A group of determined Year 5 students rocked up to Wollongong City Council with a pitch to create a glow-in-the-dark walk at Sandon Point to highlight the area's Aboriginal culture.
With palm cards in hand and a PowerPoint slide presentation, the four students pitched their idea to Wollongong council's infrastructure management team on December 1.
Year 5 student Ellie Purvis explained why they named it the Aboriginal Starlit Path: "We're hoping it will look a bit like a night full of stars but it will also have all the whales, and the turtles, and waratahs and hopefully it will give a really good effect at night time."
How would it work?
The students' pitch is for glow-in-the-dark rocks to be placed across the pathway from Sandon Point to the north end of McCauley's Beach.
They explained that the eco-friendly rocks would glow for six to eight hours after 30 minutes of sunlight exposure.
Ellie adds that this would also solve current safety concerns.
"At night time if you were riding through you wouldn't be able to see where you're going because it's really dark," she said.
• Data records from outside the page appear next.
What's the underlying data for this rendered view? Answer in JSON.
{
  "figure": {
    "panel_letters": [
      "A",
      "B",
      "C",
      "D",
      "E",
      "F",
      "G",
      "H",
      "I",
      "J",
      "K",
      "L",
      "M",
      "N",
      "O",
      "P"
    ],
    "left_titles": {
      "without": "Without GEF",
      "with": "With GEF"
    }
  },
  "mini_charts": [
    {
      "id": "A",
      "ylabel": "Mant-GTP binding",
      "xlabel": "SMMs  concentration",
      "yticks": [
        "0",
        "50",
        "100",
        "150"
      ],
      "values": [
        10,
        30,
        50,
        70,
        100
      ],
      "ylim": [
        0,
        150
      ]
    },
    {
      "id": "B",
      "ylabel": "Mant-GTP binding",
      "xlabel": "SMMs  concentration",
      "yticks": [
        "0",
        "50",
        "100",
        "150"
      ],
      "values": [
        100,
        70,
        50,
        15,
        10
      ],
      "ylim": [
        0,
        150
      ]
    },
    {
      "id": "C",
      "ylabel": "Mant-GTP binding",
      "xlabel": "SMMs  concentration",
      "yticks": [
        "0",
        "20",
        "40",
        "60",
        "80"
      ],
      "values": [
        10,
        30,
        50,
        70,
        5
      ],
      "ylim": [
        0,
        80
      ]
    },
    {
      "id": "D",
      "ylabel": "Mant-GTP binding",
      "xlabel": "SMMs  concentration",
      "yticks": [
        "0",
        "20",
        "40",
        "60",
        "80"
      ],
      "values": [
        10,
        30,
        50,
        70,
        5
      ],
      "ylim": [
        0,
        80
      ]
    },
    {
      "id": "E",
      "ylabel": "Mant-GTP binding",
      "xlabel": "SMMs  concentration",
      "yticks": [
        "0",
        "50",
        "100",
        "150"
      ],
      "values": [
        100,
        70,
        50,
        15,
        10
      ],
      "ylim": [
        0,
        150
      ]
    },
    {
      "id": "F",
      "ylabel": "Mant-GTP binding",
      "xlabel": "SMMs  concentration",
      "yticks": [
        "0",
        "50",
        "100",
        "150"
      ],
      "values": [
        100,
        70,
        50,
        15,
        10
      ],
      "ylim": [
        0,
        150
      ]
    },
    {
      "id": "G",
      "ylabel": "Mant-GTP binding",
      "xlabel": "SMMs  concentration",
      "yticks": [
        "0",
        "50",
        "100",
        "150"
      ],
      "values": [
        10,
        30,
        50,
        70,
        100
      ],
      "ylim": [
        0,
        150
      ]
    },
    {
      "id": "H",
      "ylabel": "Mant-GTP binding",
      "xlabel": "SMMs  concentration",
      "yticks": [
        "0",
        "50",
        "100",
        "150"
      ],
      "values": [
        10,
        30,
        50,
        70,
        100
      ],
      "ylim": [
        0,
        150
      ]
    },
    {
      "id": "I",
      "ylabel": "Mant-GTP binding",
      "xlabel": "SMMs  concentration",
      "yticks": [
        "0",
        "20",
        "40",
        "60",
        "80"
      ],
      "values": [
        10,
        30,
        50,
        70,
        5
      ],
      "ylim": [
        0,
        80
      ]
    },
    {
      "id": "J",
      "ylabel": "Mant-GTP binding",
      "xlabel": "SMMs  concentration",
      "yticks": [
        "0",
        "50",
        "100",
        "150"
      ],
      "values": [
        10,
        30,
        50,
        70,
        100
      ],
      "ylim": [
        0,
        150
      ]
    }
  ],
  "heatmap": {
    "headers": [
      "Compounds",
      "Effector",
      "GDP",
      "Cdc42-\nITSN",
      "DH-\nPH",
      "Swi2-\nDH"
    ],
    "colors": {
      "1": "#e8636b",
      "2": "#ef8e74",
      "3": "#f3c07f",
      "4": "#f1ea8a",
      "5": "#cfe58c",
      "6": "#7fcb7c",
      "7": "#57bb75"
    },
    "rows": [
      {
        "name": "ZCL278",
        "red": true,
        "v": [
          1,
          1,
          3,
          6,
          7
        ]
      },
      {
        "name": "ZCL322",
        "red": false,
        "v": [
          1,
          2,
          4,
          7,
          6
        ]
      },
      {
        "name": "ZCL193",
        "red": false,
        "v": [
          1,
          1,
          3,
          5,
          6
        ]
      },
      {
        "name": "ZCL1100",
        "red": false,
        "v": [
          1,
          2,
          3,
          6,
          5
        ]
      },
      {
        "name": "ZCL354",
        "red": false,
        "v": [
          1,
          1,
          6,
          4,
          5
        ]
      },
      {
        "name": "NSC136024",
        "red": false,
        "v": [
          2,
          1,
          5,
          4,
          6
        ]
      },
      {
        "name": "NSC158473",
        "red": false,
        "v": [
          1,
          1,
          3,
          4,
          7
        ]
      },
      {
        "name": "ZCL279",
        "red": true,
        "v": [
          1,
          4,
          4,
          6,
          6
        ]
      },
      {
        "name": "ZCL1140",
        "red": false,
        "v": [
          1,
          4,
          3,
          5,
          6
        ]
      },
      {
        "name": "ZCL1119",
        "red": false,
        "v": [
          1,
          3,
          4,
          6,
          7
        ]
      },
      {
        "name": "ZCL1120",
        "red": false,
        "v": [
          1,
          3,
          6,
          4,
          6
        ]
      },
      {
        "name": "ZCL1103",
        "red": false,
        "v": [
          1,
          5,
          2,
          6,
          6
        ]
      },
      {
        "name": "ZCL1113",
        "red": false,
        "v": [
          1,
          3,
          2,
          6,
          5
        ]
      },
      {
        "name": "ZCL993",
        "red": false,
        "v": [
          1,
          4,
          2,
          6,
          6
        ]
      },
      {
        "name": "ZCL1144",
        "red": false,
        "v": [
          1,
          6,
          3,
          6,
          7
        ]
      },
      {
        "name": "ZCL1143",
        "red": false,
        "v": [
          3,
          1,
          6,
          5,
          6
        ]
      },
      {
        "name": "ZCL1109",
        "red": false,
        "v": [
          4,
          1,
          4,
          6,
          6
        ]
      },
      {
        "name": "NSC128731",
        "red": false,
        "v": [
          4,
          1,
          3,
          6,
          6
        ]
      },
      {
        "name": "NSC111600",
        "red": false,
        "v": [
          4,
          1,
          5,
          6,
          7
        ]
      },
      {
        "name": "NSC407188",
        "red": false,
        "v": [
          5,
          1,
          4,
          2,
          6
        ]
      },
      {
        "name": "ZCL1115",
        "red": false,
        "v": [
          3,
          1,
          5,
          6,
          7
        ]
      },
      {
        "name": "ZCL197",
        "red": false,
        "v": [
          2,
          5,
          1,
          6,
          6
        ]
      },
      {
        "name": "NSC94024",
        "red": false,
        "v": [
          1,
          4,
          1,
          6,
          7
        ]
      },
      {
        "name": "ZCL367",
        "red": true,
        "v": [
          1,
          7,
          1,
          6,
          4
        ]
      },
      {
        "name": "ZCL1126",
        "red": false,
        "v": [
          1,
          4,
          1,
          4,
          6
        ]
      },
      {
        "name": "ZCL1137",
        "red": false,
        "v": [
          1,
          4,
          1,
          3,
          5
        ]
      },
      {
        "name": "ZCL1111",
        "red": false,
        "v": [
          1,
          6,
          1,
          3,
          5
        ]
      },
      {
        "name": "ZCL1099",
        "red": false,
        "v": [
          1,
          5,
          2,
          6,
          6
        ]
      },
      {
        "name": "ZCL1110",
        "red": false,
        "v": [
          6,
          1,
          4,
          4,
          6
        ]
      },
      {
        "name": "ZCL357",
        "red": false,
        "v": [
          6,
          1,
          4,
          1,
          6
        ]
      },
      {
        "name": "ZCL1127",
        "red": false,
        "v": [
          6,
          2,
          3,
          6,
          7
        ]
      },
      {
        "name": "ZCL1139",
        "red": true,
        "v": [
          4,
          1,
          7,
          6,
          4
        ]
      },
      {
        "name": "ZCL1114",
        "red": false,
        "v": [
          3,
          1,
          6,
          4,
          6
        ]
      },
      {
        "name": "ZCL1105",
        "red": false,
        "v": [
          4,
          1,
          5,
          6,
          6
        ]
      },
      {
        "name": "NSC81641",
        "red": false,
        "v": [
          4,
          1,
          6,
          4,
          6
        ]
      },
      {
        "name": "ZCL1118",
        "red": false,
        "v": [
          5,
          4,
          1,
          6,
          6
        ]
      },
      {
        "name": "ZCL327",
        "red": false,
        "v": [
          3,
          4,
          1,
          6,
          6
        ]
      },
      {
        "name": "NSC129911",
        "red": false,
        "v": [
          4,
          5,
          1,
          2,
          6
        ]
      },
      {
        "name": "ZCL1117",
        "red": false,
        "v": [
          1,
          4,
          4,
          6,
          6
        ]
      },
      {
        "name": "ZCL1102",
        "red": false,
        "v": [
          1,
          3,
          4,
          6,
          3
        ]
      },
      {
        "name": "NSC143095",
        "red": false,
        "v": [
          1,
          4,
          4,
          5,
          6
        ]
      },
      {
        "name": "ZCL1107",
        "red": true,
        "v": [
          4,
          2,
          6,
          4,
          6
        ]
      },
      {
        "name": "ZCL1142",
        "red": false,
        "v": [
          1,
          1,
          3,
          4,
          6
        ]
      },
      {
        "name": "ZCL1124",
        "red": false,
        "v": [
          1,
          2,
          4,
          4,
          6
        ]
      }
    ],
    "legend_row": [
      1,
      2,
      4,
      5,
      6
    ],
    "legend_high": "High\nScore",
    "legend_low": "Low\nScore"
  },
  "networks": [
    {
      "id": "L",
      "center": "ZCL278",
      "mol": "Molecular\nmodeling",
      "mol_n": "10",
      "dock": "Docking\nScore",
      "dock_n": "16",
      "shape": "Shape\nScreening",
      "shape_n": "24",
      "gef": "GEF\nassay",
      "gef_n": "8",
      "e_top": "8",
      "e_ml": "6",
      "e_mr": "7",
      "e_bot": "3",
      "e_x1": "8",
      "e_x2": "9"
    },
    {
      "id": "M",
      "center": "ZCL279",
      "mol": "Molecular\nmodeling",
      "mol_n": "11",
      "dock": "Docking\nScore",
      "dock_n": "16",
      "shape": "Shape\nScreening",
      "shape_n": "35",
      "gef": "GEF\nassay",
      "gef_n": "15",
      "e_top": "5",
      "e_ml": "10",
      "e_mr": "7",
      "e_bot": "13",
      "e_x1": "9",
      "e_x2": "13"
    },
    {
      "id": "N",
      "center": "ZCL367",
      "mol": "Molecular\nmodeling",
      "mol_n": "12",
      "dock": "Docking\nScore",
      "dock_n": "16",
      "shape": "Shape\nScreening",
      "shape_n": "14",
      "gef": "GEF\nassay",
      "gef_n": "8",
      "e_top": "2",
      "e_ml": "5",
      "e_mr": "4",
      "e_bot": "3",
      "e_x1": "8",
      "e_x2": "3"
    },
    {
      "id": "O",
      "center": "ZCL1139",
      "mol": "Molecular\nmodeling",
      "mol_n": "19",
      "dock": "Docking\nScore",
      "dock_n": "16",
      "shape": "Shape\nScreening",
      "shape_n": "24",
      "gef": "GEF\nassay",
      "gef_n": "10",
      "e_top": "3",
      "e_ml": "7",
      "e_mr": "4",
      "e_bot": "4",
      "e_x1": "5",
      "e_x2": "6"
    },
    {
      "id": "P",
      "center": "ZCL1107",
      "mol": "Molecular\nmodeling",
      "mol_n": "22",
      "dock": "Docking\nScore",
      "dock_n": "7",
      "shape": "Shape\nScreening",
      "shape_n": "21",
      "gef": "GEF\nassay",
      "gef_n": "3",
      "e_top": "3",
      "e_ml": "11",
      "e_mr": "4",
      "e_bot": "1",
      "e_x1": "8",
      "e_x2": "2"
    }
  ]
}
"With the glow rocks it won't light up like a football field, but you'll be able to see a lot better."
A sacred space
Sandon Point and McCaughley's Beach have deep cultural significance including the presence of middens and a 6000-year-old burial site.
It is one of the few dedicated Aboriginal Places in NSW and is protected by the National Parks and Wildlife Act 1974.
The students' pitch was created in collaboration with Uncle Kevin Butler.
Russel Vale Public School student Lilah Cuthbertson said that he taught them about the significant animals and plants in Dharawal Country including whales, turtles, waratahs, and black ducks.
"We learned all about the different art he's done and ... that [the area] is very important to the Dharawal people," Lilah Cuthbertson said.
The students want the start of the path to include the Dharawal word for welcome: 'Yulunga'.
Where the three paths meet, they would like a symbol of a yarning circle.
"To symbolise the journey of tribes coming together for a sacred meeting this is important information which educates the community," Ellie Purvis said.
The pitch to council
Members of Wollongong City Council's infrastructure management team eagerly listened to the pitch and asked questions at the end.
They were curious about which other areas in the Illawarra could benefit from the idea and whether glow-in-the-dark rocks or paint should be used in other places.
The students advised the council that glow-in-the-dark pathways could become a tourist attraction.
Repair work began at Sandon Point and Trinity Row walkway at Bulli Beach in early 2023 to widen the path to become a shared pathway.
The pitch will undergo a community and Aboriginal consultation process.
The students are from the high potential and gifted-extend class supported by the Primary Principal Council in the Illawarra.